We will contact the Masons who helped to bury him, and the undertakers, to see if they have some record of where he may lay. As for the tombstone, we don’t have a receipt in our records, so we’ll have to call around the various gravestone companies to see if anyone still has a record from 1974. They might have information on where the headstone was installed.
We have all the information on him, but it is frustrating not to be able to find his body in the cemetery.
Raymond Anderson was a long time member of the Masons and IOOF, and a union man, working as a welder in Snohomish and King Counties. He and his family lived in Sunnyside, which is now part of Marysville, Washington, in the same home for over 50 years. Hopefully someone will remember him or attended his funeral and can give us some clue as to where he might be buried in the cemetery.

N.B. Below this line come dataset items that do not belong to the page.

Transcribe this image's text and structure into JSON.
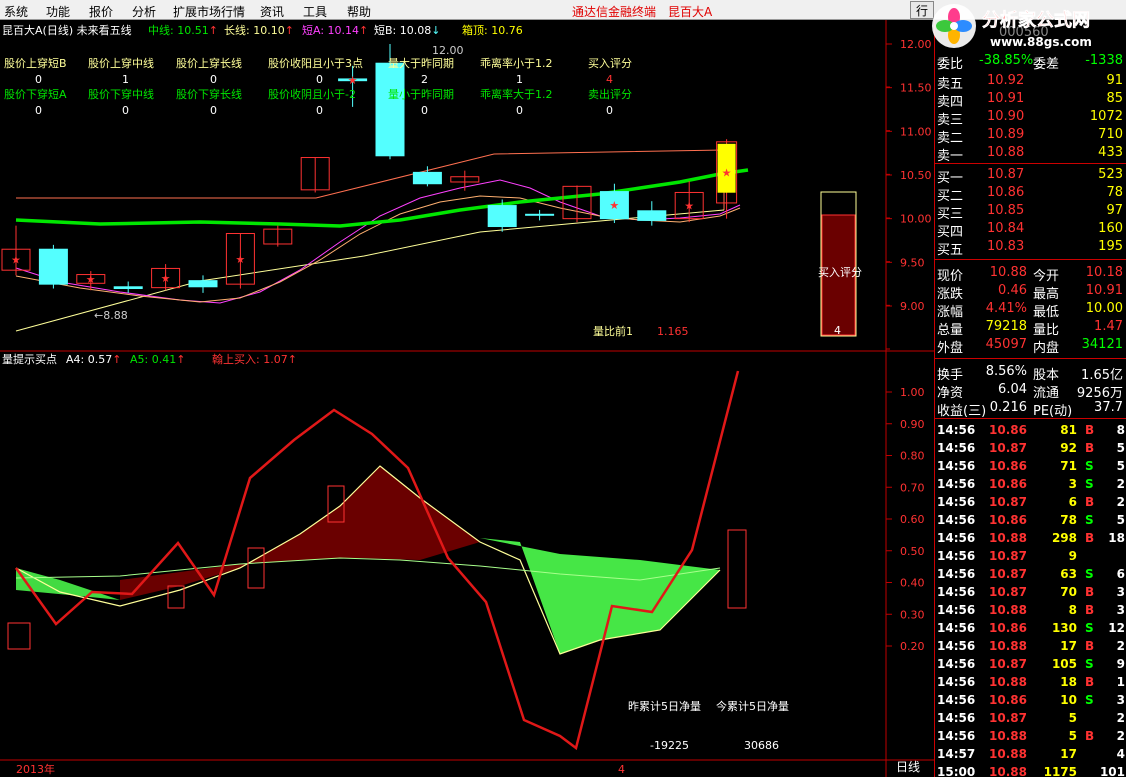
{
  "menu": {
    "items": [
      "系统",
      "功能",
      "报价",
      "分析",
      "扩展市场行情",
      "资讯",
      "工具",
      "帮助"
    ],
    "title": "通达信金融终端",
    "stock": "昆百大A",
    "btn": "行"
  },
  "logo": {
    "text": "分析家公式网",
    "url": "www.88gs.com"
  },
  "chart": {
    "header": {
      "name": "昆百大A",
      "period": "(日线)",
      "formula": "未来看五线",
      "mid_label": "中线:",
      "mid": "10.51",
      "long_label": "长线:",
      "long": "10.10",
      "shortA_label": "短A:",
      "shortA": "10.14",
      "shortB_label": "短B:",
      "shortB": "10.08",
      "box_label": "箱顶:",
      "box": "10.76",
      "lc": "#ffff00"
    },
    "signal_table": {
      "row1": [
        "股价上穿短B",
        "股价上穿中线",
        "股价上穿长线",
        "股价收阳且小于3点",
        "量大于昨同期",
        "乖离率小于1.2",
        "买入评分"
      ],
      "row1v": [
        "0",
        "1",
        "0",
        "0",
        "2",
        "1",
        "4"
      ],
      "row2": [
        "股价下穿短A",
        "股价下穿中线",
        "股价下穿长线",
        "股价收阴且小于-2",
        "量小于昨同期",
        "乖离率大于1.2",
        "卖出评分"
      ],
      "row2v": [
        "0",
        "0",
        "0",
        "0",
        "0",
        "0",
        "0"
      ]
    },
    "price_axis": [
      "12.00",
      "11.50",
      "11.00",
      "10.50",
      "10.00",
      "9.50",
      "9.00"
    ],
    "hi_label": "12.00",
    "lo_label": "8.88",
    "vol_ratio_label": "量比前1",
    "vol_ratio": "1.165",
    "buy_score_label": "买入评分",
    "buy_score": "4",
    "lower": {
      "name": "量提示买点",
      "a4_label": "A4:",
      "a4": "0.57",
      "a5_label": "A5:",
      "a5": "0.41",
      "buy_label": "翰上买入:",
      "buy": "1.07"
    },
    "lower_axis": [
      "1.00",
      "0.90",
      "0.80",
      "0.70",
      "0.60",
      "0.50",
      "0.40",
      "0.30",
      "0.20"
    ],
    "net_labels": [
      "昨累计5日净量",
      "今累计5日净量"
    ],
    "net_values": [
      "-19225",
      "30686"
    ],
    "bottom": {
      "year": "2013年",
      "n": "4",
      "period": "日线"
    },
    "candles": [
      {
        "o": 9.41,
        "c": 9.65,
        "h": 9.92,
        "l": 9.35
      },
      {
        "o": 9.65,
        "c": 9.25,
        "h": 9.7,
        "l": 9.2
      },
      {
        "o": 9.26,
        "c": 9.36,
        "h": 9.4,
        "l": 9.18
      },
      {
        "o": 9.22,
        "c": 9.2,
        "h": 9.28,
        "l": 9.15
      },
      {
        "o": 9.21,
        "c": 9.43,
        "h": 9.48,
        "l": 9.18
      },
      {
        "o": 9.29,
        "c": 9.22,
        "h": 9.35,
        "l": 9.15
      },
      {
        "o": 9.25,
        "c": 9.83,
        "h": 9.83,
        "l": 9.2
      },
      {
        "o": 9.71,
        "c": 9.88,
        "h": 9.92,
        "l": 9.68
      },
      {
        "o": 10.33,
        "c": 10.7,
        "h": 10.7,
        "l": 10.3
      },
      {
        "o": 11.6,
        "c": 11.58,
        "h": 11.75,
        "l": 11.28
      },
      {
        "o": 11.78,
        "c": 10.72,
        "h": 12.0,
        "l": 10.68
      },
      {
        "o": 10.53,
        "c": 10.4,
        "h": 10.6,
        "l": 10.37
      },
      {
        "o": 10.42,
        "c": 10.48,
        "h": 10.55,
        "l": 10.32
      },
      {
        "o": 10.15,
        "c": 9.91,
        "h": 10.22,
        "l": 9.85
      },
      {
        "o": 10.05,
        "c": 10.04,
        "h": 10.1,
        "l": 9.98
      },
      {
        "o": 10.0,
        "c": 10.37,
        "h": 10.38,
        "l": 9.96
      },
      {
        "o": 10.31,
        "c": 10.0,
        "h": 10.4,
        "l": 9.95
      },
      {
        "o": 10.09,
        "c": 9.98,
        "h": 10.2,
        "l": 9.92
      },
      {
        "o": 10.0,
        "c": 10.3,
        "h": 10.43,
        "l": 9.96
      },
      {
        "o": 10.18,
        "c": 10.88,
        "h": 10.91,
        "l": 10.0
      }
    ],
    "lower_candles": [
      {
        "o": 0.18,
        "c": 0.26
      },
      {
        "o": 0.46,
        "c": 0.48
      },
      {
        "o": 0.34,
        "c": 0.4
      },
      {
        "o": 0.4,
        "c": 0.42
      },
      {
        "o": 0.43,
        "c": 0.54
      },
      {
        "o": 0.62,
        "c": 0.73
      },
      {
        "o": 0.32,
        "c": 0.57
      }
    ],
    "colors": {
      "up": "#ff3232",
      "down": "#54ffff",
      "mid": "#00e600",
      "long": "#ffff99",
      "shortA": "#ff40ff",
      "box": "#ff7050",
      "shortB": "#ffb070"
    }
  },
  "quote": {
    "top_ticker": "000560",
    "weibi": {
      "l": "委比",
      "v": "-38.85%",
      "l2": "委差",
      "v2": "-1338"
    },
    "sell": [
      {
        "l": "卖五",
        "p": "10.92",
        "v": "91"
      },
      {
        "l": "卖四",
        "p": "10.91",
        "v": "85"
      },
      {
        "l": "卖三",
        "p": "10.90",
        "v": "1072"
      },
      {
        "l": "卖二",
        "p": "10.89",
        "v": "710"
      },
      {
        "l": "卖一",
        "p": "10.88",
        "v": "433"
      }
    ],
    "buy": [
      {
        "l": "买一",
        "p": "10.87",
        "v": "523"
      },
      {
        "l": "买二",
        "p": "10.86",
        "v": "78"
      },
      {
        "l": "买三",
        "p": "10.85",
        "v": "97"
      },
      {
        "l": "买四",
        "p": "10.84",
        "v": "160"
      },
      {
        "l": "买五",
        "p": "10.83",
        "v": "195"
      }
    ],
    "stats": [
      {
        "l": "现价",
        "v": "10.88",
        "l2": "今开",
        "v2": "10.18",
        "c": "#ff3232",
        "c2": "#ff3232"
      },
      {
        "l": "涨跌",
        "v": "0.46",
        "l2": "最高",
        "v2": "10.91",
        "c": "#ff3232",
        "c2": "#ff3232"
      },
      {
        "l": "涨幅",
        "v": "4.41%",
        "l2": "最低",
        "v2": "10.00",
        "c": "#ff3232",
        "c2": "#ffff00"
      },
      {
        "l": "总量",
        "v": "79218",
        "l2": "量比",
        "v2": "1.47",
        "c": "#ffff00",
        "c2": "#ff3232"
      },
      {
        "l": "外盘",
        "v": "45097",
        "l2": "内盘",
        "v2": "34121",
        "c": "#ff3232",
        "c2": "#00ff00"
      }
    ],
    "stats2": [
      {
        "l": "换手",
        "v": "8.56%",
        "l2": "股本",
        "v2": "1.65亿"
      },
      {
        "l": "净资",
        "v": "6.04",
        "l2": "流通",
        "v2": "9256万"
      },
      {
        "l": "收益(三)",
        "v": "0.216",
        "l2": "PE(动)",
        "v2": "37.7"
      }
    ],
    "ticks": [
      [
        "14:56",
        "10.86",
        "81",
        "B",
        "8"
      ],
      [
        "14:56",
        "10.87",
        "92",
        "B",
        "5"
      ],
      [
        "14:56",
        "10.86",
        "71",
        "S",
        "5"
      ],
      [
        "14:56",
        "10.86",
        "3",
        "S",
        "2"
      ],
      [
        "14:56",
        "10.87",
        "6",
        "B",
        "2"
      ],
      [
        "14:56",
        "10.86",
        "78",
        "S",
        "5"
      ],
      [
        "14:56",
        "10.88",
        "298",
        "B",
        "18"
      ],
      [
        "14:56",
        "10.87",
        "9",
        "",
        ""
      ],
      [
        "14:56",
        "10.87",
        "63",
        "S",
        "6"
      ],
      [
        "14:56",
        "10.87",
        "70",
        "B",
        "3"
      ],
      [
        "14:56",
        "10.88",
        "8",
        "B",
        "3"
      ],
      [
        "14:56",
        "10.86",
        "130",
        "S",
        "12"
      ],
      [
        "14:56",
        "10.88",
        "17",
        "B",
        "2"
      ],
      [
        "14:56",
        "10.87",
        "105",
        "S",
        "9"
      ],
      [
        "14:56",
        "10.88",
        "18",
        "B",
        "1"
      ],
      [
        "14:56",
        "10.86",
        "10",
        "S",
        "3"
      ],
      [
        "14:56",
        "10.87",
        "5",
        "",
        "2"
      ],
      [
        "14:56",
        "10.88",
        "5",
        "B",
        "2"
      ],
      [
        "14:57",
        "10.88",
        "17",
        "",
        "4"
      ],
      [
        "15:00",
        "10.88",
        "1175",
        "",
        "101"
      ]
    ]
  }
}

It also pains the family who paid for the tombstone, only to find out that it wasn’t taken care of by the other family members. It brings up dark and sad memories of his fast and miserable death with cancer, and the heartache of his second and newly married wife trying to break the prenuptial agreement (for a couple of thousand dollars worth of nothing estate) and get money from the family, unexpectedly turning into a greedy, raging and demanding monster no one recognized. It’s a tough way to say goodbye, but now, 30 years later, new memories can be formed and now he’s gone missing!
If you have any information on where Grandfather Raymond Anderson might be buried in the IOOF cemetery in Monroe, Washington, we’d love your help.
UPDATE: 2010
After no luck tracking down any specific information, Raymond’s daughter, Ramona, bought a new tombstone similar to her mother’s and had that one replaced with both of their names on it, as well as her married names in order to preserve the family history identification process for future family members.
The family now has a place to go to remember this former teacher from a one room school house in Taylor Rapids, Michigan, the second generation of Norwegian immigrants. He traveled from the agricultural country of Lessor, Shawano County, Wisconsin, to the wild north lumber town of Taylor Rapids, Michigan, married Nora Knapp, then made his way with the Knapp family across the United States to Washington State in the Pacific Northwest. He spent the next 50 years in a very small two room home in the foothills of the Cascade Mountains overlooking Puget Sound and the Olympic Mountains in Marysville, Washington. Now he rests among beautiful trees at the IOOF cemetery in Monroe, Washington.
Consider yourself “found,” Grandfather Anderson.
We are still working hard to fill in the many blanks of our Anderson family line from Norway, including looking for another lost grandfather Anderson, Hans Anderson of Manitowoc, Wisconsin, if you can help us there.